TRX has "cleared the strategic decks" to focus on corporate travel online booking, travel reservation processing and corporate travel data reporting, said president and CEO Trip Davis in the company's third-quarter earnings call today. Davis called 2007 a "transformation year," as TRX exited from most of its call center business and integrated the acquisitions of Travel Analytics and Hi-Mark Software.
TRX reported a decline in third-quarter revenues and a significant drop in net income from 2006, but the company increased its technology development expenditure by 25 percent compared with last year.
"A lot of the revenue takeout was by design to focus the company on those three areas," Davis told
BTN. He said the call center business, which TRX now only operates in Berlin, accounted for much of the revenue decline, but TRX also cut headcount by half to 800.

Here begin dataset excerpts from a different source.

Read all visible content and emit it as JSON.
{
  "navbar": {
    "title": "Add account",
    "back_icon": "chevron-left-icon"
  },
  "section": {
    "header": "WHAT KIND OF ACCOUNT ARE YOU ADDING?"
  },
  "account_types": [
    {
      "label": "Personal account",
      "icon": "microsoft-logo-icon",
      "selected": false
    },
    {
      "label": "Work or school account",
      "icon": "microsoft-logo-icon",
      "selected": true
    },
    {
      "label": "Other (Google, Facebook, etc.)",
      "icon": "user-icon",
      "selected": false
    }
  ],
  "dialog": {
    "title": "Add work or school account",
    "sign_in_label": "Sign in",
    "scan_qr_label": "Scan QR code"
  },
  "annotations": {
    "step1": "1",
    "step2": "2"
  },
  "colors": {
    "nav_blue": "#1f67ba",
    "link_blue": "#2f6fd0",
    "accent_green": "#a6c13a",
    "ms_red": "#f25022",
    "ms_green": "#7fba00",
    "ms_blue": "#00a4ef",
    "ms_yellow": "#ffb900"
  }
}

Third-quarter revenues from transaction processing services fell 10 percent from the same period last year to $15.8 million from $17.6 million. Revenues from data reporting services declined to $4.1 million from $4.5 million for the quarter. The company also posted a net loss of $3.9 million in the quarter compared with a net income of $1.3 million in the third quarter of last year.
Despite the revenue declines, TRX increased its revenue expectations for full-year 2007 of $85 million to $90 million, to $93 million to $97 million, and Davis told
BTN he expects the business travel market to remain robust. "We have seen a very strong economic environment and a very strong business travel environment in 2007," he said. "Overall, we see that companies are being very careful about their travel spending. They are doing a better job of managing their spend with supplier contracts and data reporting."
Meanwhile, the company is developing its new Correx Gen6 mid-office platform
(BTN, July 23), which it expects to roll out next year, according to Davis.